The wait for a car loan decision will be shortened dramatically when the Internet replaces the fax machine as the main mode of communication between dealerships and lending institutions.

Next to the customer's dithering over which car to buy, the second most time-consuming phase of the transaction for customers and dealership staff alike is getting the loan approved at terms acceptable to the customer.

But the very methods by which F&I managers communicate with lenders are already undergoing fundamental changes. The good news is that loan applications can be approved or declined within a minute or two when they are submitted over the Internet.

According to research by Killen and Associates, up to 40% of all new auto loan originations will be conducted online by 2005.

The bad news is that customers, before they even visit the dealership, can now arrange their own financing over the Internet, thus taking a potentially huge bite out of dealers' F&I revenues.

"About 5% of our customers arrange their own financing," says Danny Elliott, business manager at Greg James Country Motors, a Rusk, TX, dealership that sells all GM makes except Cadillac. "So we try to sell them extended warranties or whatever else we can. But they're a tough sell because once they've arranged a monthly payment, they generally don't want to increase that payment."

For the other 95% of the dealership's customers, Mr. Elliott is able to obtain loan application decisions in a minute (sometimes less) by using an Internet-based loan application product called CreditConnection.

Developed by Annapolis Junction, MD-based CMSI (Credit Management Solutions, Inc.), CreditConnection completely automates the credit check, credit scoring, and loan application submission processes by linking subscribing dealerships and lending institutions through the Internet.

Says Mr. Elliott, "We can contract the customer while they're still in the showroom rather than have to send them away for a couple of days and maybe have them start shopping other dealerships while we're all waiting for a loan decision."

Says Greg Stewart, finance director at Koons Buick, Pontiac, GMC, VW and Mazda in Marlow Heights, MD. "I gave it a try when a supervisor at a bank we do business with mentioned that if you're on CreditConnection, your loan application goes to the top of the list, as opposed to faxing an application, which then gets queued into line behind all the others the lender has on his desk right then.

"We do about 600 cars a month. I hardly have time to see my wife and kids, let alone wait in line for loan approvals."

The speed of electronic loan processing benefits lenders, too, since a quick turnaround from a lending institution gives F&I managers incentive to use that lender again.

"CreditConnection give me decision history reports that allow me to monitor a lender's performance," says Mr. Elliott. "I can see at a glance what decisions lenders have given me, the date of every decision, and how fast they were in accepting or declining the deal."

Another benefit appreciated by Mr. Stewart is the help CreditConnection provides him in spotting decisions.

"This system helps us make the difficult decisions, the ones that make you wonder if you shouldn't wait for lender approval before you put the customer on contract or not. We used to have to put a customer like that off for a day, but now we can get a decision in minutes.
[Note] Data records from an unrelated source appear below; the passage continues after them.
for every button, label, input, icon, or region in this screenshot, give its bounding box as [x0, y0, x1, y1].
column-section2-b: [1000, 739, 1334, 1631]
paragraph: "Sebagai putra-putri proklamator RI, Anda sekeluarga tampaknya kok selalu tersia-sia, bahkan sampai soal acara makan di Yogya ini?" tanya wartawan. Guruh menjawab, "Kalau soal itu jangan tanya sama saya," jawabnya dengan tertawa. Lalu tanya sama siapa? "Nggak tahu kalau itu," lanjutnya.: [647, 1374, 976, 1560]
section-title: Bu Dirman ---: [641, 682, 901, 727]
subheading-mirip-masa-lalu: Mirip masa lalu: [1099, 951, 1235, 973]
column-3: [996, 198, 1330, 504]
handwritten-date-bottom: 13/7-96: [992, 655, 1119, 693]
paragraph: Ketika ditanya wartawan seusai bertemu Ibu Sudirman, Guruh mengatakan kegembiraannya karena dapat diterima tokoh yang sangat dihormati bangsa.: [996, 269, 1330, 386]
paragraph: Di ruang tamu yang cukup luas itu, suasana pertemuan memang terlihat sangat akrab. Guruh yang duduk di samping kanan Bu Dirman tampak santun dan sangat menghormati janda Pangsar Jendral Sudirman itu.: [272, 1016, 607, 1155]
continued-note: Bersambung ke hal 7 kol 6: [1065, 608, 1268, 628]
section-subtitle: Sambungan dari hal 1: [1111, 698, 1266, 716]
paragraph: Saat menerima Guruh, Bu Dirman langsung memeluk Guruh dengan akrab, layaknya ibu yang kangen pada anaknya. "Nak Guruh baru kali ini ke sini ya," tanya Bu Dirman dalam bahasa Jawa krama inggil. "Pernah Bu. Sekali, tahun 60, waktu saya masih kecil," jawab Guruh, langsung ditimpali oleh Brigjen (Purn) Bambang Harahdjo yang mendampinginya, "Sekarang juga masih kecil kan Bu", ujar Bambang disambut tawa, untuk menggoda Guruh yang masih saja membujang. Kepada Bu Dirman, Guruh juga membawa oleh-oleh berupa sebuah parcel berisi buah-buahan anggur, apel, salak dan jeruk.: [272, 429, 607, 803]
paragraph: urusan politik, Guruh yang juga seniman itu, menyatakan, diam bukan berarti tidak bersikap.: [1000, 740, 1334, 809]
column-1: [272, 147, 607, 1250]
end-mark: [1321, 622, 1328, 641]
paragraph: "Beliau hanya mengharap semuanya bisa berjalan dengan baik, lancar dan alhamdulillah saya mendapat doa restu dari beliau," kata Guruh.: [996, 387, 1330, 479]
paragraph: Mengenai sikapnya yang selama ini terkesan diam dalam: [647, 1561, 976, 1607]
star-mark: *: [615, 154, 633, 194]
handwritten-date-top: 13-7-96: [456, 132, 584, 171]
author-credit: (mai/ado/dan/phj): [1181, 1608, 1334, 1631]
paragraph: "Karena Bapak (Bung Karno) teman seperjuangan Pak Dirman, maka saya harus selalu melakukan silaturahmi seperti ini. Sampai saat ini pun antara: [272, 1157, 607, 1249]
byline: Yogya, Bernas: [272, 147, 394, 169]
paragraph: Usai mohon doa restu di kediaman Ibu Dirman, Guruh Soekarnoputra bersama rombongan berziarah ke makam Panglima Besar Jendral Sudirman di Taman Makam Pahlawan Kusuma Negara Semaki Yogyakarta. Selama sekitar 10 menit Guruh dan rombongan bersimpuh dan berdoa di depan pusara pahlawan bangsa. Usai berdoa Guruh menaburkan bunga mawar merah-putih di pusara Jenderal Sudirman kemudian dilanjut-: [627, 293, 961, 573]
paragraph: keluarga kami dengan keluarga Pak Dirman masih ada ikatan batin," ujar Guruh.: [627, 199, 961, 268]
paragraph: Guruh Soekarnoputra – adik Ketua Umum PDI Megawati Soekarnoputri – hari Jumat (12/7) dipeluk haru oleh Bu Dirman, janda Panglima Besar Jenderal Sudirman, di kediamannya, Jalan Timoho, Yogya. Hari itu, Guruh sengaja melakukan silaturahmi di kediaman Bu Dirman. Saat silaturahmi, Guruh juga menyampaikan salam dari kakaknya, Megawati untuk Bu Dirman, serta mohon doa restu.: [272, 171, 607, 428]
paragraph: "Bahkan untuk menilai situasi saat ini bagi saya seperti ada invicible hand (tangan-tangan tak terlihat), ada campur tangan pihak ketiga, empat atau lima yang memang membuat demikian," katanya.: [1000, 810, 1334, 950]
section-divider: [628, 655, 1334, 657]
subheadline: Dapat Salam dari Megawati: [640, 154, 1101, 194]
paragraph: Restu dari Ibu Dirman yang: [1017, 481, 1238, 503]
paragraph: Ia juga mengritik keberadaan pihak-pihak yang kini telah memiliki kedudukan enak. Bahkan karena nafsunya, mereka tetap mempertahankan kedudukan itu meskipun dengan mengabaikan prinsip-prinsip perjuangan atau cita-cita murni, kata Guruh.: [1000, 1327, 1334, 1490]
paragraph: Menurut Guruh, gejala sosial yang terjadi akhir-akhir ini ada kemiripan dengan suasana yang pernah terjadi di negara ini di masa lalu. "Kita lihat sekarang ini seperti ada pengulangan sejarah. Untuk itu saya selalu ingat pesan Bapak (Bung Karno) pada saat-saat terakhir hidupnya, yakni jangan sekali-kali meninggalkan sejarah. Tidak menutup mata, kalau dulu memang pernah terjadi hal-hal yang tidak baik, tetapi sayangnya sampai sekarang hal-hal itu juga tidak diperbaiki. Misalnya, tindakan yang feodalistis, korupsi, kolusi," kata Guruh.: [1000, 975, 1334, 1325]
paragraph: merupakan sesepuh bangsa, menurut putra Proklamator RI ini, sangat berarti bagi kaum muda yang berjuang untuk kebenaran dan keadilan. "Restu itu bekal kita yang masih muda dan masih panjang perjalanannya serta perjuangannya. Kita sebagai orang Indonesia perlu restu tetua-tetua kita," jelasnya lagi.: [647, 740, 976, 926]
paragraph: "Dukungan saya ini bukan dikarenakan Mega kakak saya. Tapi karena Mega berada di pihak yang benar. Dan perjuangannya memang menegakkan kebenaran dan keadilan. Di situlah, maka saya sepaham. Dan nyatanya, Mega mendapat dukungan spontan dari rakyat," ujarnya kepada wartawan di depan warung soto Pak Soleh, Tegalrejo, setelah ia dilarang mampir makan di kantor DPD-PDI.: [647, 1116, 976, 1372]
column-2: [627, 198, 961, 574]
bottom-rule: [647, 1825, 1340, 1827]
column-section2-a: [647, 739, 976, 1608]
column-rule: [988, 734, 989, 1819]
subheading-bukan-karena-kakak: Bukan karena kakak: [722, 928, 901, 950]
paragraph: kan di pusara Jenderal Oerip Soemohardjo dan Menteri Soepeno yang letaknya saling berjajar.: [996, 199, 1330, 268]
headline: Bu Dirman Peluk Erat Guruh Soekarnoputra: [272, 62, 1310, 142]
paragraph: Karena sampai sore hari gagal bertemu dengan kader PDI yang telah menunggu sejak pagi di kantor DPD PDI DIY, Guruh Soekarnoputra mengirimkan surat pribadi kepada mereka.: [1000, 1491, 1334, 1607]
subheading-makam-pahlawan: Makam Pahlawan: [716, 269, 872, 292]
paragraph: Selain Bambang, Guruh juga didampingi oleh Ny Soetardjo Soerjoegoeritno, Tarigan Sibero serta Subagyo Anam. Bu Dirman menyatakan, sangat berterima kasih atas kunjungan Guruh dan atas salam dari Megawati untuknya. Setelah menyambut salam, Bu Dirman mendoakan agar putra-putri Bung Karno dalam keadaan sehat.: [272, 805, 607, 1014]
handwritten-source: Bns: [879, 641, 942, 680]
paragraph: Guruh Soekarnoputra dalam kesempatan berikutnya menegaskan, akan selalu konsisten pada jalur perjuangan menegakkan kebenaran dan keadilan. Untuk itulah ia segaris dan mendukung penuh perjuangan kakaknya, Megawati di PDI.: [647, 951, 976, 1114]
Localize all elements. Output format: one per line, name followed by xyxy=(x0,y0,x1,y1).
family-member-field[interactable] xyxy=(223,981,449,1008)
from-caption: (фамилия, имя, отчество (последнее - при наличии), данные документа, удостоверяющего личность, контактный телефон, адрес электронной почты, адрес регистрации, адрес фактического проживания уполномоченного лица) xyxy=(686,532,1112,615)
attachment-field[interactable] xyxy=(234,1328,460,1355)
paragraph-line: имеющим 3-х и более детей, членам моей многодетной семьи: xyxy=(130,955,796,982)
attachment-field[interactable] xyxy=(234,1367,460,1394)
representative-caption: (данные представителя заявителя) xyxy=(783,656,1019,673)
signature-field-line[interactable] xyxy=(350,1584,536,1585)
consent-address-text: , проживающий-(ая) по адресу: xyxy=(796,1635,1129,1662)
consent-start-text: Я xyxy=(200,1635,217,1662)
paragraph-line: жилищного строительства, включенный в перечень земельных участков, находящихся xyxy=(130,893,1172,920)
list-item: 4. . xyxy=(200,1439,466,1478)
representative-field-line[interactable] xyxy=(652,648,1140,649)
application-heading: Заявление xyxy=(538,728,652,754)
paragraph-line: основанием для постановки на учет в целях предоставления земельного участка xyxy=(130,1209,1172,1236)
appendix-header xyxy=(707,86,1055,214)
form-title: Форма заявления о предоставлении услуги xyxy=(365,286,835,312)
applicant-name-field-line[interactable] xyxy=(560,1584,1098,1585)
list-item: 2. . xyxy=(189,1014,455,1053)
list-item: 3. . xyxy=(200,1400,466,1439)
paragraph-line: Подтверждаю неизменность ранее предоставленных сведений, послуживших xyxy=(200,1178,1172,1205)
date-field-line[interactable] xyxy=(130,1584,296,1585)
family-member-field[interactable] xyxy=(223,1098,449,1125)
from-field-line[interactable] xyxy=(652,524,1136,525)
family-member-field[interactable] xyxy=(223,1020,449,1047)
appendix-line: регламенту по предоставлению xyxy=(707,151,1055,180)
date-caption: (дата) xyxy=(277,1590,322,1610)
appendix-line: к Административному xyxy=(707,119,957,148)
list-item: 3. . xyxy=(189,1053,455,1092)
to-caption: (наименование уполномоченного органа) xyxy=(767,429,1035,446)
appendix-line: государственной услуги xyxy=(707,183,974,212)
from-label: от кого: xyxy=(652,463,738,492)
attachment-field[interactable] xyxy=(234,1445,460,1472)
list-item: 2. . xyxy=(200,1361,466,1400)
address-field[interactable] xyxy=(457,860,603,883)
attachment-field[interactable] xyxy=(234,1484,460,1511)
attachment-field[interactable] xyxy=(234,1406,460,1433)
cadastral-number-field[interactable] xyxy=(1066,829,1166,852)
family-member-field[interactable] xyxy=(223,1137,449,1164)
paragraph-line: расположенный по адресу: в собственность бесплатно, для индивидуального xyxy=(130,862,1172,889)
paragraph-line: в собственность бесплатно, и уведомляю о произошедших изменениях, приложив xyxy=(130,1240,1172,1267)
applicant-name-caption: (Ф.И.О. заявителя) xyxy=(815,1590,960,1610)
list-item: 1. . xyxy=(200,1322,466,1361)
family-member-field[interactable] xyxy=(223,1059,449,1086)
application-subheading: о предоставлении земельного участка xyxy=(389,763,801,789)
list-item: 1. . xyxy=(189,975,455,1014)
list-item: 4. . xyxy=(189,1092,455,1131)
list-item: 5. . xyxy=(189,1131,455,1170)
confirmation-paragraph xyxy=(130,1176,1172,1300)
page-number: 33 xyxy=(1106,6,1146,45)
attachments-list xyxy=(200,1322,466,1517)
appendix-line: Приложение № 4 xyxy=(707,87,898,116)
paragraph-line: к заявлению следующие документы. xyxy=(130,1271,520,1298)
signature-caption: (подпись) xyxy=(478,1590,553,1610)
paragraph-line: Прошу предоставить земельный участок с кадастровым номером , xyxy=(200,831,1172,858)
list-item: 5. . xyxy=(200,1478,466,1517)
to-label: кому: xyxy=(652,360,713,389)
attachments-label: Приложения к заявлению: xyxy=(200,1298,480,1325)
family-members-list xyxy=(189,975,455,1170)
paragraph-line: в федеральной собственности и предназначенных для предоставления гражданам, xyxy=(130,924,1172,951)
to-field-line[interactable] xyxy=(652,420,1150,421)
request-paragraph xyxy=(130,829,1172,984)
"The system also lets us know if we need any further documentation or stipulations for the bank. When you have to wait two days for a loan approval and then inform the customer that you need more information, that can be irritating to the customer. It'll show up later in a CSI survey."

Founded in 1987 by Jim De-Francesco and Scott Freiman, the CreditConnection concept was first developed to serve the needs of Mr. DeFrancesco's own car loan financing company. Today, CreditConnection also supports the marine and RV retailing industries.

Because CMSI has patented its electronic car loan application processing system, CreditConnection is the only Internet-based product of its kind currently available.

CMSI is currently working with 22 lending institutions and more than 500 dealerships in the U.S. and Canada, including a number of Driver's Mart stores and all CarMax stores. Some of the nation's largest lenders are CreditConnection clients, including GMAC, Wachovia, Bank of America, Regions Bank, and Wells Fargo,.

Non-prime CreditConnection lenders include AmeriCredit and TranSouth. Institutions dealing in both prime and non-prime loans include Bank One, NationsBank, Suntrust, and WFS Financial.

"As we were working to automate loan application processing for the banks," says CMSI executive VP Scott Freiman, "we thought it would be great to build an electronic connection to car dealers. The problem was coming out with a standard that both dealers and lenders would embrace, so we had to devise a very open system that would be acceptable to multiple clients."

Another key for any company hoping to provide e-business solutions for F&I managers, says Mr. Freiman, is to have established relationships with both dealers and lenders.

"It's getting the relationships with lenders that's the hardest part," he says. "Anyone can drop a credit application to a lender by e-mail, but the systems the lender have that automate the credit scoring process are very sophisticated. It can take six months to two years to design and install such a system."

CreditConnection is priced according to the volume of applications submitted by a dealership, according to Mr. Freiman. "A dealership that sells 50 cars a month will pay about $475 per month for CreditConnection," he reports, "whereas some of the larger megadealer companies may pay several thousand dollars monthly. Lenders also pay on a per/inquiry-received basis."